Slum, Informal Settlement – or both?

The UN definition of an informal settlement is an area ‘characterized by overcrowding, deterioration, insanitary conditions, or absence of facilities and amenities which, because of their conditions or any of them, endanger the health, safety and morals of its inhabitants and community.’

However, defining a slum or an informal settlement is becoming increasingly difficult – the two are often referred to interchangeably.
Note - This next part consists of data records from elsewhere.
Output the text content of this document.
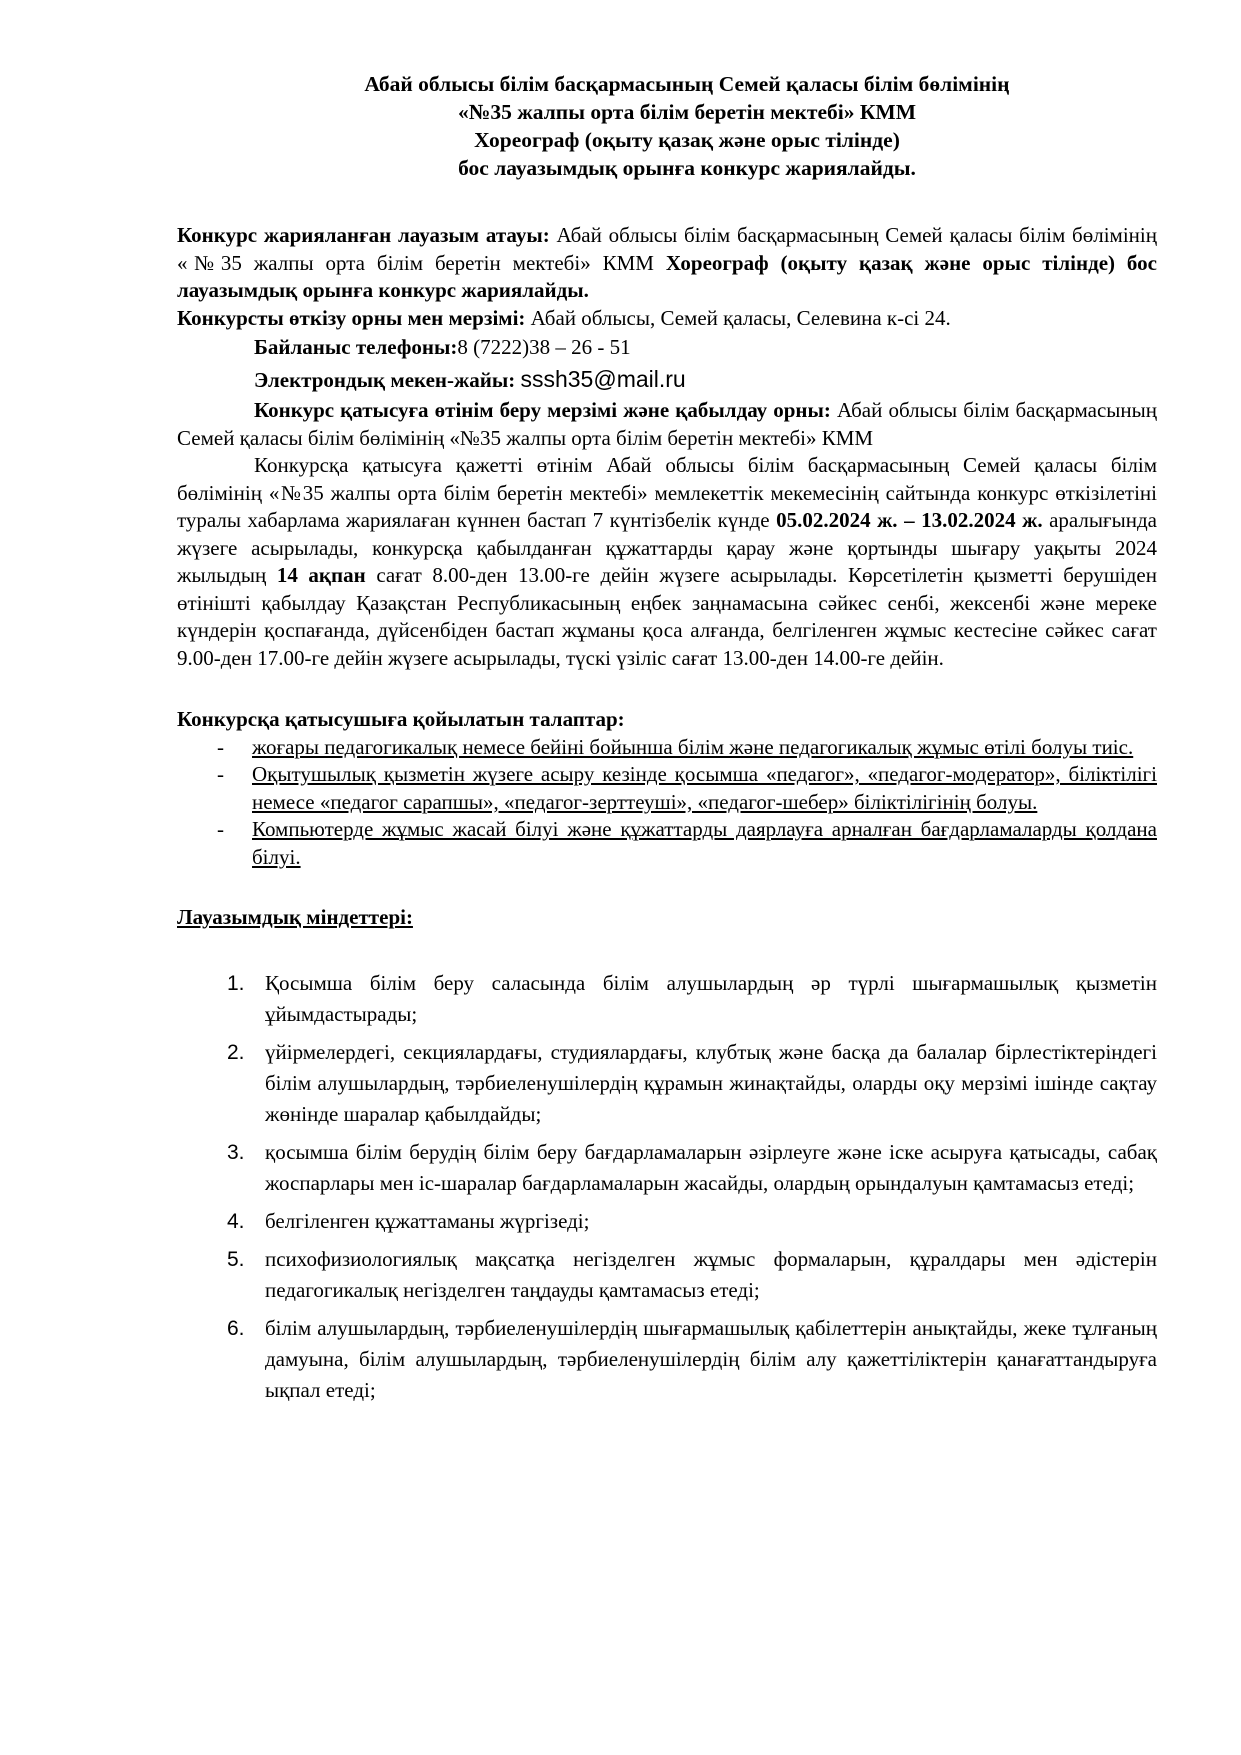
Абай облысы білім басқармасының Семей қаласы білім бөлімінің
«№35 жалпы орта білім беретін мектебі» КММ
Хореограф (оқыту қазақ және орыс тілінде)
бос лауазымдық орынға конкурс жариялайды.
Конкурс жарияланған лауазым атауы: Абай облысы білім басқармасының Семей қаласы білім бөлімінің «№35 жалпы орта білім беретін мектебі» КММ Хореограф (оқыту қазақ және орыс тілінде) бос лауазымдық орынға конкурс жариялайды.
Конкурсты өткізу орны мен мерзімі: Абай облысы, Семей қаласы, Селевина к-сі 24.
Байланыс телефоны:8 (7222)38 – 26 - 51
Электрондық мекен-жайы: sssh35@mail.ru
Конкурс қатысуға өтінім беру мерзімі және қабылдау орны: Абай облысы білім басқармасының Семей қаласы білім бөлімінің «№35 жалпы орта білім беретін мектебі» КММ
Конкурсқа қатысуға қажетті өтінім Абай облысы білім басқармасының Семей қаласы білім бөлімінің «№35 жалпы орта білім беретін мектебі» мемлекеттік мекемесінің сайтында конкурс өткізілетіні туралы хабарлама жариялаған күннен бастап 7 күнтізбелік күнде 05.02.2024 ж. – 13.02.2024 ж. аралығында жүзеге асырылады, конкурсқа қабылданған құжаттарды қарау және қортынды шығару уақыты 2024 жылыдың 14 ақпан сағат 8.00-ден 13.00-ге дейін жүзеге асырылады. Көрсетілетін қызметті берушіден өтінішті қабылдау Қазақстан Республикасының еңбек заңнамасына сәйкес сенбі, жексенбі және мереке күндерін қоспағанда, дүйсенбіден бастап жұманы қоса алғанда, белгіленген жұмыс кестесіне сәйкес сағат 9.00-ден 17.00-ге дейін жүзеге асырылады, түскі үзіліс сағат 13.00-ден 14.00-ге дейін.
Конкурсқа қатысушыға қойылатын талаптар:
- жоғары педагогикалық немесе бейіні бойынша білім және педагогикалық жұмыс өтілі болуы тиіс.
- Оқытушылық қызметін жүзеге асыру кезінде қосымша «педагог», «педагог-модератор», біліктілігі немесе «педагог сарапшы», «педагог-зерттеуші», «педагог-шебер» біліктілігінің болуы.
- Компьютерде жұмыс жасай білуі және құжаттарды даярлауға арналған бағдарламаларды қолдана білуі.
Лауазымдық міндеттері:
1. Қосымша білім беру саласында білім алушылардың әр түрлі шығармашылық қызметін ұйымдастырады;
2. үйірмелердегі, секциялардағы, студиялардағы, клубтық және басқа да балалар бірлестіктеріндегі білім алушылардың, тәрбиеленушілердің құрамын жинақтайды, оларды оқу мерзімі ішінде сақтау жөнінде шаралар қабылдайды;
3. қосымша білім берудің білім беру бағдарламаларын әзірлеуге және іске асыруға қатысады, сабақ жоспарлары мен іс-шаралар бағдарламаларын жасайды, олардың орындалуын қамтамасыз етеді;
4. белгіленген құжаттаманы жүргізеді;
5. психофизиологиялық мақсатқа негізделген жұмыс формаларын, құралдары мен әдістерін педагогикалық негізделген таңдауды қамтамасыз етеді;
6. білім алушылардың, тәрбиеленушілердің шығармашылық қабілеттерін анықтайды, жеке тұлғаның дамуына, білім алушылардың, тәрбиеленушілердің білім алу қажеттіліктерін қанағаттандыруға ықпал етеді;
However, there is a difference. Although some informal settlements look like slum settlements in which populations continue to live in poor conditions that reflect the characteristics of most slums, the term ‘informal settlement’ indicates the absence of regulated housing structures that result in informal structures. The structures are ‘legal’ to the extent that they are not under threat of eviction and are recognised by the community and authorities as earmarked for upgrading – but these are not slum settlements. Classifying a slum settlement into an informal settlement implies service provision and upgrading.

Slum settlements are most often regarded as illegal, so populations that live in them generally have no official address and are most often denied their basic rights and entitlements, such as access safe water, sanitation, utilities, healthcare services and education. People in illegal slum settlements live with the constant threat of eviction. Many areas are characterised by open sewage and uncollected refuse that clogs up drainage ditches and overflows in rainy seasons leading to flooding and encourages rat and cockroach infestations. Personal security is an issue, in particular for women and girls in poorer areas who fear rape or sexual harassment using the public latrines at night, which may be a distance away from their ‘shack’. Some slum settlements have become a permanent fixture that in places such as in Calcutta for example, they are being regularised and upgraded with minimal public facilities and service provision.